O estilo que faz Escola Késia Ramos (EBP/AMP) Esses tais artefatos que diriam minhas angústias,…
Uma abertura
Cassandra Dias
Fundo – tão sozinho quanto sempre estive em minha relação com a causa psicanalítica – a Escola Francesa de Psicanálise… que, no campo aberto por Freud restaure a sega cortante de sua verdade; que reconduza a práxis original que ele instituiu sob o nome de psicanálise ao dever que lhe compete em nosso mundo; que, por uma crítica assídua, denuncie os desvios e concessões que amortecem seu progresso, degradando seu emprego. Este objetivo de trabalho é indissociável de uma formação a ser dispensada nesse movimento de reconquista. [1]
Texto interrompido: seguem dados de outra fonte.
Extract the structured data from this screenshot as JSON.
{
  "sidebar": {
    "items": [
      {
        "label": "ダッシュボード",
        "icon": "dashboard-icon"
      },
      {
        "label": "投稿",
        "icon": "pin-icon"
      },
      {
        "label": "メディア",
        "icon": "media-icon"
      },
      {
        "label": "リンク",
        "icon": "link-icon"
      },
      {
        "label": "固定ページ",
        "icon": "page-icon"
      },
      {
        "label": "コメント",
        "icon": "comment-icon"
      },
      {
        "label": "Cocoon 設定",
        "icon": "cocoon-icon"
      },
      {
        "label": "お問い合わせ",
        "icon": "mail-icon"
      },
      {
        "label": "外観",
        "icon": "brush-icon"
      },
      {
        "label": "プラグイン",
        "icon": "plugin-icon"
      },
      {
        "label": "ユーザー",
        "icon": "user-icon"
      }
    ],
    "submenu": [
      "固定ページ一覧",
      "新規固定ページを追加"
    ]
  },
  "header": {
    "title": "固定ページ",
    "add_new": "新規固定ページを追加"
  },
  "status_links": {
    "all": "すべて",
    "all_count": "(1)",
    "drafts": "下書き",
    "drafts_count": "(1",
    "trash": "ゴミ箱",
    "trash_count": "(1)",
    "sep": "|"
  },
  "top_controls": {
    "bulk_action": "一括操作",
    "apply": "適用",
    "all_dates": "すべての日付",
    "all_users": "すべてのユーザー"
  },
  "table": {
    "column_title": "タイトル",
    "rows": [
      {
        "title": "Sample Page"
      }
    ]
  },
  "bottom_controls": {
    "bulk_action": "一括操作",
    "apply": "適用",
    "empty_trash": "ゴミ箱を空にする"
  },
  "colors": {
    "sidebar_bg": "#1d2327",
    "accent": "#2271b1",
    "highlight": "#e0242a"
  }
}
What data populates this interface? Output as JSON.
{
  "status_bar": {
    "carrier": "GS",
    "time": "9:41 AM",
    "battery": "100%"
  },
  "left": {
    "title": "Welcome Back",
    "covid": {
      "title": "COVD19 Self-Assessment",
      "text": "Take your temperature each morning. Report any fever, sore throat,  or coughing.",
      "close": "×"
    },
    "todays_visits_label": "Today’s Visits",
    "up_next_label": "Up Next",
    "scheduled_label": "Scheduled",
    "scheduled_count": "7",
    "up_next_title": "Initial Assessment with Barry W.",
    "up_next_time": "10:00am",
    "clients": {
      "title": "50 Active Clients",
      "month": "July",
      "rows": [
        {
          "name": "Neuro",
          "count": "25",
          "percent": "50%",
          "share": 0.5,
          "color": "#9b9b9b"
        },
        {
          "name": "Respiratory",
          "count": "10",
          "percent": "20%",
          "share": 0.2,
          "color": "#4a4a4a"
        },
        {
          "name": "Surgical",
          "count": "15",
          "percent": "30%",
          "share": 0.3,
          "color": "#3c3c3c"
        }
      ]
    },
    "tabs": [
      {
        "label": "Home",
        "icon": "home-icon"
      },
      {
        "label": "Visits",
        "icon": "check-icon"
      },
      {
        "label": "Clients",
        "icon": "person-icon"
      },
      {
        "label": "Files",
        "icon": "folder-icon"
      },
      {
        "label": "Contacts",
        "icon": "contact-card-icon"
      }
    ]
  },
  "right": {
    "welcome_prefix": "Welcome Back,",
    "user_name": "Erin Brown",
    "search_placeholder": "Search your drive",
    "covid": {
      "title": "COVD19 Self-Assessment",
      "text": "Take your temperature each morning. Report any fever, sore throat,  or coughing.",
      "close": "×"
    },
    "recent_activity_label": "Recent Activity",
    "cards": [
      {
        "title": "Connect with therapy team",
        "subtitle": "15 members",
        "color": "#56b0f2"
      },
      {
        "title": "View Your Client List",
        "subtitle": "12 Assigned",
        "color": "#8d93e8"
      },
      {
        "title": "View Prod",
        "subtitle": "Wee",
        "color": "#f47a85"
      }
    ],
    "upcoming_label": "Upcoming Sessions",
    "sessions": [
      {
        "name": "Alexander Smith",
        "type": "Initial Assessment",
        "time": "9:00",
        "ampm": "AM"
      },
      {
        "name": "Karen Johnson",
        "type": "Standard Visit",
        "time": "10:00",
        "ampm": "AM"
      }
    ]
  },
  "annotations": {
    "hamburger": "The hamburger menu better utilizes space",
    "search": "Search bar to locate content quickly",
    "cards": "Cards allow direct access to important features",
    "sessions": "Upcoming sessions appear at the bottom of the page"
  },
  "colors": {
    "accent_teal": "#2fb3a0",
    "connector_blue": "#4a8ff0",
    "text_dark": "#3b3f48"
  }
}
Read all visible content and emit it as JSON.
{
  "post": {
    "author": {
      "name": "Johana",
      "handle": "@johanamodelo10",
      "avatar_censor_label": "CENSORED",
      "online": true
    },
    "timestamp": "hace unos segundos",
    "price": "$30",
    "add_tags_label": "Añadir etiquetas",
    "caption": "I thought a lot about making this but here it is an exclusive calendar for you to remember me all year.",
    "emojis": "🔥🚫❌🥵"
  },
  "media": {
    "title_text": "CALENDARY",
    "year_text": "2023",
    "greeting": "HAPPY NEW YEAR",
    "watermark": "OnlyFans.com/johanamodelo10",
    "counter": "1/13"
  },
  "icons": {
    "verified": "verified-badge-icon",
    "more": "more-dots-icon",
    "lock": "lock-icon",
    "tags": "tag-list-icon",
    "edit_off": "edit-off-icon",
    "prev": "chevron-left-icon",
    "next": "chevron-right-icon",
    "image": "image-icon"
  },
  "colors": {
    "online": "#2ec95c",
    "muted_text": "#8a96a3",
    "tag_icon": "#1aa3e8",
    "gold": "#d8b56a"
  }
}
Essas palavras de Lacan pronunciadas em 21 de junho de 1964 e conhecidas no Ato de Fundação da Escola Francesa de Psicanálise, logo após ter sido excomungado da Associação Psicanalítica Internacional – IPA, continuam ecoando entre nós.
Naquele momento, Lacan fundava a sua Escola como experiência absolutamente inédita para o coletivo de psicanalistas, rompendo com o modelo standard que definia “o que é o psicanalista”. Muito pelo contrário, mantém interrogado de forma permanente o que faria de alguém um psicanalista, trazendo essa pergunta para o âmago da sua Escola.
Essa questão funciona como causa de um desejo que mobiliza um funcionamento institucional voltado para o que Lacan nos aponta em seu Ato de fundação: o dever da Psicanálise no mundo, a restauração da verdade freudiana submetida sucessivamente a desvios, e um percurso de formação oferecido àqueles que se dirigem à Escola.
“Lacan foi o fundador de uma Escola em ruptura com a tradição, mas também certamente sem ortodoxia, sem ortopraxia e sem Nome-do-Pai, uma vez que Lacan não quis nem mesmo ser… o pai do seu próprio ensino. É o sentido do seu: Eu sou freudiano”.[2] Diz-nos Jacques-Alain Miller, a quem o próprio Lacan afirmou: “Aquele que me interroga sabe também me ler.”[3]
Após a morte de Lacan, coube a Miller a tarefa de conduzir esse organismo chamado Associação Mundial de Psicanálise, com suas sete Escolas, e velar pela transmissão do que é transmitido em seu nome.
A tríade constituída por Freud, Lacan e Miller nos dá a medida de o quanto para cada um deles a causa analítica foi e é uma decisão. A solidão a que Lacan se refere no seu Ato de Fundação revela que é dessa posição de solitário, sujeito dividido e, portanto, desejante, que alguém pode endereçar sua transferência a uma causa. Em busca das pistas, da trilha que o oriente a exercitar a dessubjetivação e colocar no centro de sua escuta, algo da vacuidade, “esse estado zen de disponibilidade ao inesperado e o espírito de oportunidade”.[4]
O Ato de Fundação nos interpela a continuar interrogando o desejo por essa causa. A fundação da Escola precisa se dar em cada um, para cada um, a cada vez. A Escola não está pronta nem completa, está sempre em via de fazer-se enquanto experiência.
Essa é a razão de estarmos aqui hoje, em Uma abertura, fundando e refundando o desejo de Escola. Colocando um a um, nosso grão de sal. Abrindo portas para acolher e também recolher aquilo que cai, os restos da civilização, os dejetos. Pois, o que salva os psicanalistas “é ter tido êxito em fazer de sua posição de dejeto o princípio de um novo discurso”.[5] Para que a base de operações frente ao mal estar na civilização que é a Escola continue fazendo sentido para aqueles que exercem essa prática.
Promover essa abertura contando, ao mesmo tempo, com a presença em ato da Presidente do Conselho da Escola Brasileira de Psicanálise – Maria do Carmo Dias Batista – e da Diretora Geral – Patrícia Badari – também tem o caráter de abrir o percurso de trabalho em direção ao XXV EBCF, cujo tema Os corpos aprisionados pelo discurso… e seus restos já nos convoca.
Às duas, um agradecimento especial em nome da Seção Nordeste pela disponibilidade e generosidade com que elas – à frente das instâncias da EBP – se dispuseram a abrir, decididamente, o nosso ano de trabalho.